李全言还是很以前一样,学校,家,机构,三点一下。
只是人有些疲惫。
今天夫妻俩又不在家吃晚饭。
女儿说要保证睡眠质量才能更好的学习,几乎每天到时间就让李全言吃药休息。
王珍香本来就上来年纪,觉少,一个人在房间里带着属实有点憋闷,就去客厅看电视,声音开的很小,小到她听见外孙房里传出动静。
李全言在说梦话,支支吾吾的,王珍香听不太清,关上门回房间去。
连着好多晚,都是这样。
她把这件事告诉了女儿,中午的时候,熊云嵘回家,拿了两瓶药,说是康复中心给的,一瓶能替掉之前的两三瓶效果,而且还是对症的,王珍香听不懂那些,点头答应,就记住了一次该吃多少,晚上一定记得给李全言。

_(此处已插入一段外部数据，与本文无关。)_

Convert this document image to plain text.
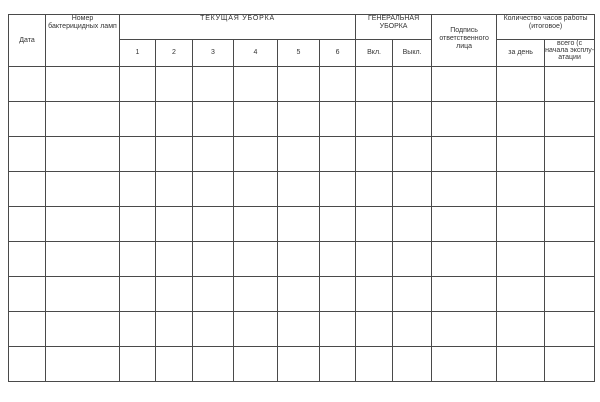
Дата	Номер бактерицидных ламп	ТЕКУЩАЯ УБОРКА						ГЕНЕРАЛЬНАЯ УБОРКА		Подпись ответственного лица	Количество часов работы (итоговое)	
		1	2	3	4	5	6	Вкл.	Выкл.		за день	всего (с начала эксплу-атации
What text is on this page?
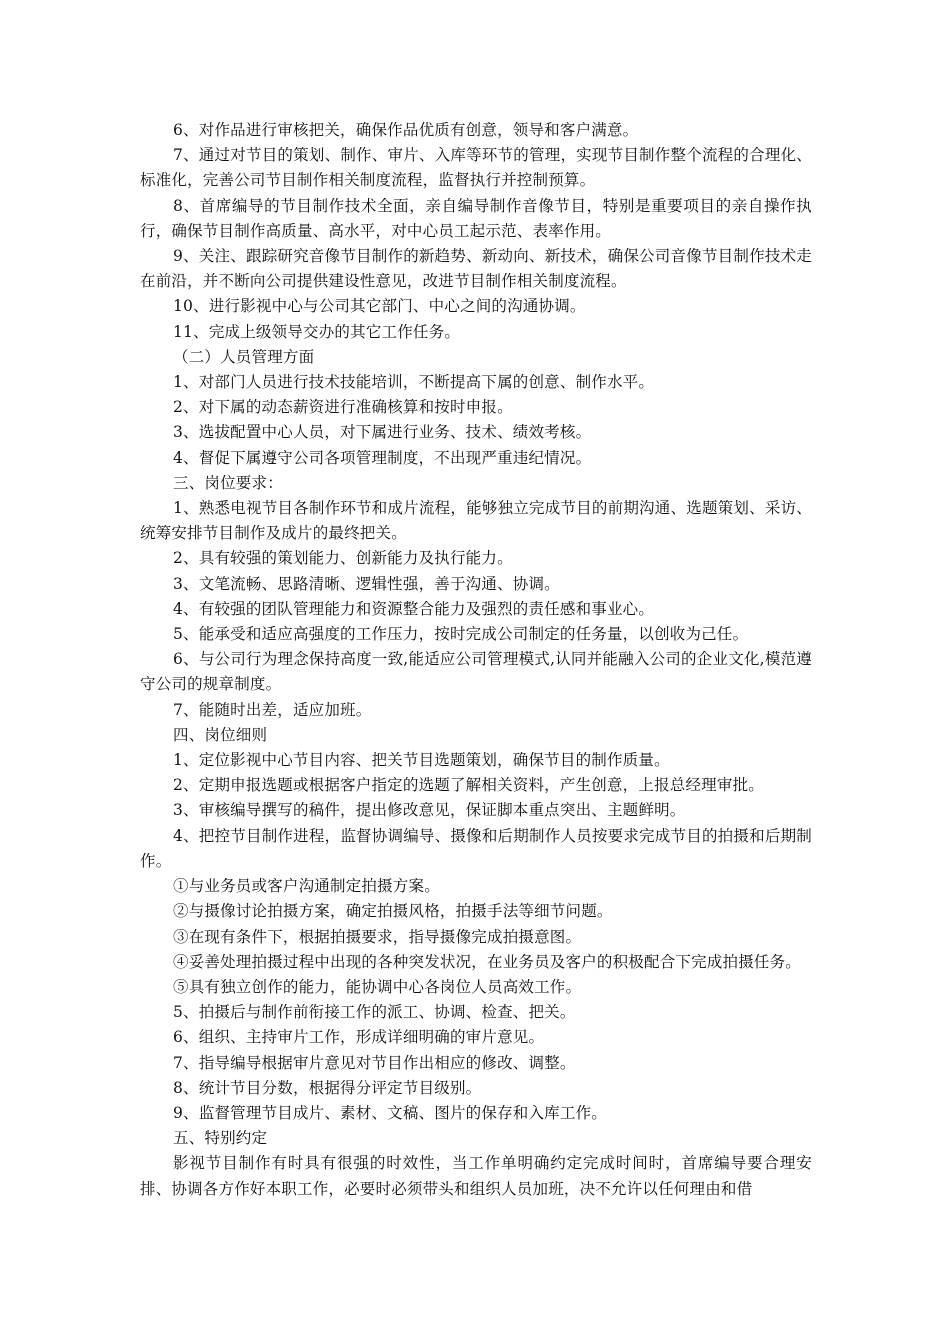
6、对作品进行审核把关，确保作品优质有创意，领导和客户满意。

7、通过对节目的策划、制作、审片、入库等环节的管理，实现节目制作整个流程的合理化、标准化，完善公司节目制作相关制度流程，监督执行并控制预算。

8、首席编导的节目制作技术全面，亲自编导制作音像节目，特别是重要项目的亲自操作执行，确保节目制作高质量、高水平，对中心员工起示范、表率作用。

9、关注、跟踪研究音像节目制作的新趋势、新动向、新技术，确保公司音像节目制作技术走在前沿，并不断向公司提供建设性意见，改进节目制作相关制度流程。

10、进行影视中心与公司其它部门、中心之间的沟通协调。

11、完成上级领导交办的其它工作任务。

（二）人员管理方面

1、对部门人员进行技术技能培训，不断提高下属的创意、制作水平。

2、对下属的动态薪资进行准确核算和按时申报。

3、选拔配置中心人员，对下属进行业务、技术、绩效考核。

4、督促下属遵守公司各项管理制度，不出现严重违纪情况。

三、岗位要求：

1、熟悉电视节目各制作环节和成片流程，能够独立完成节目的前期沟通、选题策划、采访、统筹安排节目制作及成片的最终把关。

2、具有较强的策划能力、创新能力及执行能力。

3、文笔流畅、思路清晰、逻辑性强，善于沟通、协调。

4、有较强的团队管理能力和资源整合能力及强烈的责任感和事业心。

5、能承受和适应高强度的工作压力，按时完成公司制定的任务量，以创收为己任。

6、与公司行为理念保持高度一致,能适应公司管理模式,认同并能融入公司的企业文化,模范遵守公司的规章制度。

7、能随时出差，适应加班。

四、岗位细则

1、定位影视中心节目内容、把关节目选题策划，确保节目的制作质量。

2、定期申报选题或根据客户指定的选题了解相关资料，产生创意，上报总经理审批。

3、审核编导撰写的稿件，提出修改意见，保证脚本重点突出、主题鲜明。

4、把控节目制作进程，监督协调编导、摄像和后期制作人员按要求完成节目的拍摄和后期制作。

①与业务员或客户沟通制定拍摄方案。

②与摄像讨论拍摄方案，确定拍摄风格，拍摄手法等细节问题。

③在现有条件下，根据拍摄要求，指导摄像完成拍摄意图。

④妥善处理拍摄过程中出现的各种突发状况，在业务员及客户的积极配合下完成拍摄任务。

⑤具有独立创作的能力，能协调中心各岗位人员高效工作。

5、拍摄后与制作前衔接工作的派工、协调、检查、把关。

6、组织、主持审片工作，形成详细明确的审片意见。

7、指导编导根据审片意见对节目作出相应的修改、调整。

8、统计节目分数，根据得分评定节目级别。

9、监督管理节目成片、素材、文稿、图片的保存和入库工作。

五、特别约定

影视节目制作有时具有很强的时效性，当工作单明确约定完成时间时，首席编导要合理安排、协调各方作好本职工作，必要时必须带头和组织人员加班，决不允许以任何理由和借
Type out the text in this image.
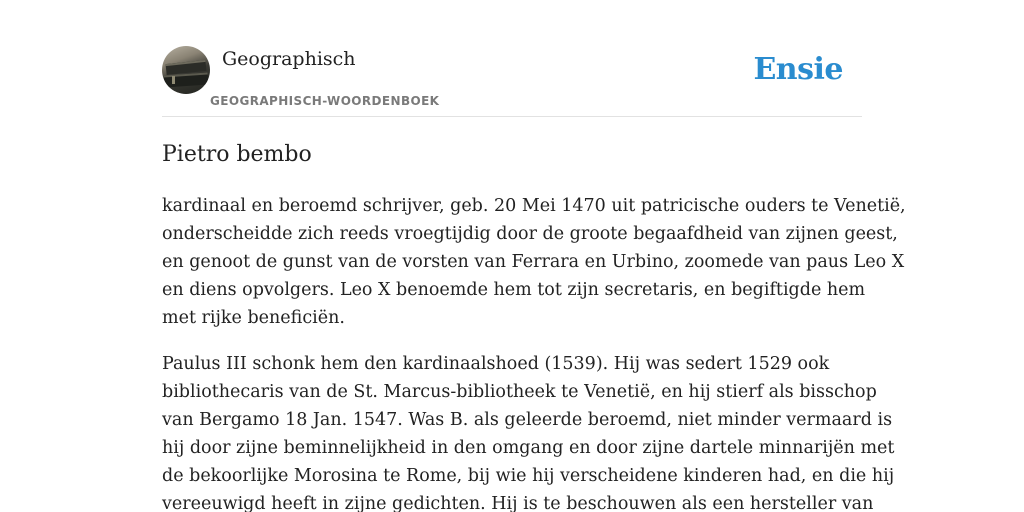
Geographisch
GEOGRAPHISCH-WOORDENBOEK
Ensie
Pietro bembo

kardinaal en beroemd schrijver, geb. 20 Mei 1470 uit patricische ouders te Venetië,
onderscheidde zich reeds vroegtijdig door de groote begaafdheid van zijnen geest,
en genoot de gunst van de vorsten van Ferrara en Urbino, zoomede van paus Leo X
en diens opvolgers. Leo X benoemde hem tot zijn secretaris, en begiftigde hem
met rijke beneficiën.

Paulus III schonk hem den kardinaalshoed (1539). Hij was sedert 1529 ook
bibliothecaris van de St. Marcus-bibliotheek te Venetië, en hij stierf als bisschop
van Bergamo 18 Jan. 1547. Was B. als geleerde beroemd, niet minder vermaard is
hij door zijne beminnelijkheid in den omgang en door zijne dartele minnarijën met
de bekoorlijke Morosina te Rome, bij wie hij verscheidene kinderen had, en die hij
vereeuwigd heeft in zijne gedichten. Hij is te beschouwen als een hersteller van
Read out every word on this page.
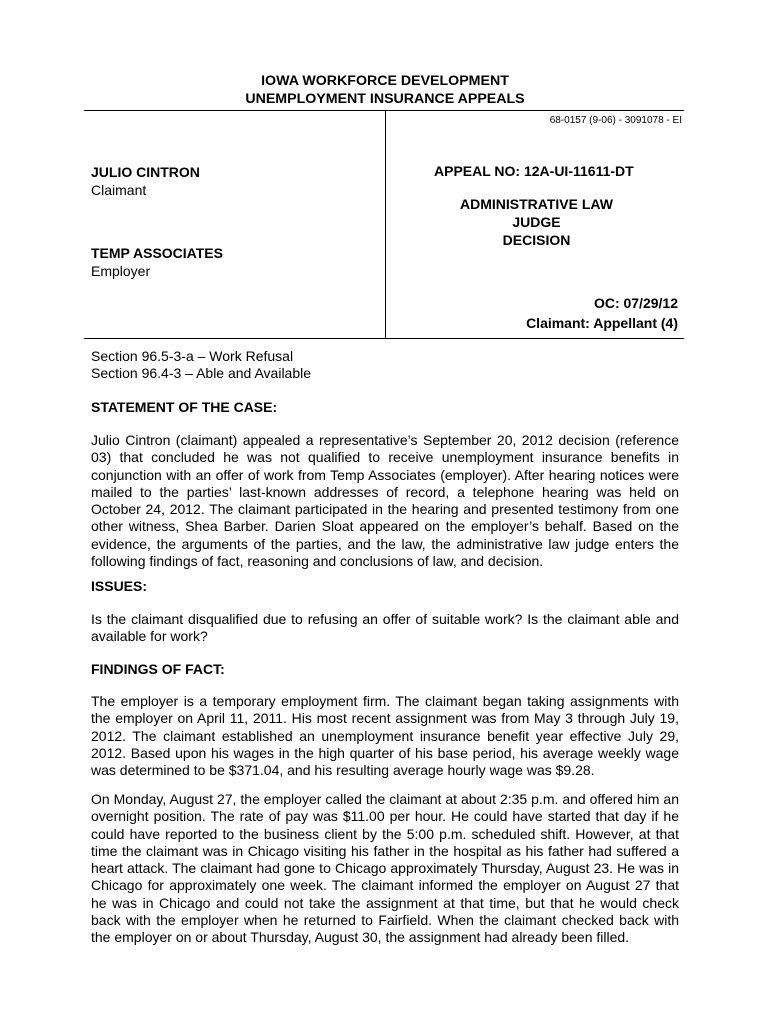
IOWA WORKFORCE DEVELOPMENT
UNEMPLOYMENT INSURANCE APPEALS
68-0157 (9-06) - 3091078 - EI
JULIO CINTRON
Claimant
TEMP ASSOCIATES
Employer
APPEAL NO: 12A-UI-11611-DT
ADMINISTRATIVE LAW JUDGE
DECISION
OC: 07/29/12
Claimant: Appellant (4)
Section 96.5-3-a – Work Refusal
Section 96.4-3 – Able and Available
STATEMENT OF THE CASE:

Julio Cintron (claimant) appealed a representative’s September 20, 2012 decision (reference 03) that concluded he was not qualified to receive unemployment insurance benefits in conjunction with an offer of work from Temp Associates (employer). After hearing notices were mailed to the parties’ last-known addresses of record, a telephone hearing was held on October 24, 2012. The claimant participated in the hearing and presented testimony from one other witness, Shea Barber. Darien Sloat appeared on the employer’s behalf. Based on the evidence, the arguments of the parties, and the law, the administrative law judge enters the following findings of fact, reasoning and conclusions of law, and decision.

ISSUES:

Is the claimant disqualified due to refusing an offer of suitable work? Is the claimant able and available for work?

FINDINGS OF FACT:

The employer is a temporary employment firm. The claimant began taking assignments with the employer on April 11, 2011. His most recent assignment was from May 3 through July 19, 2012. The claimant established an unemployment insurance benefit year effective July 29, 2012. Based upon his wages in the high quarter of his base period, his average weekly wage was determined to be $371.04, and his resulting average hourly wage was $9.28.

On Monday, August 27, the employer called the claimant at about 2:35 p.m. and offered him an overnight position. The rate of pay was $11.00 per hour. He could have started that day if he could have reported to the business client by the 5:00 p.m. scheduled shift. However, at that time the claimant was in Chicago visiting his father in the hospital as his father had suffered a heart attack. The claimant had gone to Chicago approximately Thursday, August 23. He was in Chicago for approximately one week. The claimant informed the employer on August 27 that he was in Chicago and could not take the assignment at that time, but that he would check back with the employer when he returned to Fairfield. When the claimant checked back with the employer on or about Thursday, August 30, the assignment had already been filled.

她照做,可每天早上送李全言去学校时,脸上那种疲惫和淡漠不仅没有消散,反而越来越明显。
等他下午回家时,又像个普通学生一样,这样变化,一度让王珍香以为早上都是错觉,孩子还小,贪睡也是正常的,这叫年轻人的词汇:起床气。
傍晚,吃过药,李全言躺在被窝,迷迷糊糊的困意开始刺激神经,大脑确实在反抗,最后妥协,每晚都一样。
他又梦见在康复中心的日子。
和许文默坐在教室,拿着粉笔满黑板涂鸦,对方还把老师留下的作业偷偷改了数字,想看看第二天老师的反应。
写着写着,他发现许文默突然不见了,他一间一间房间的找,问过所有护士,都说不知道。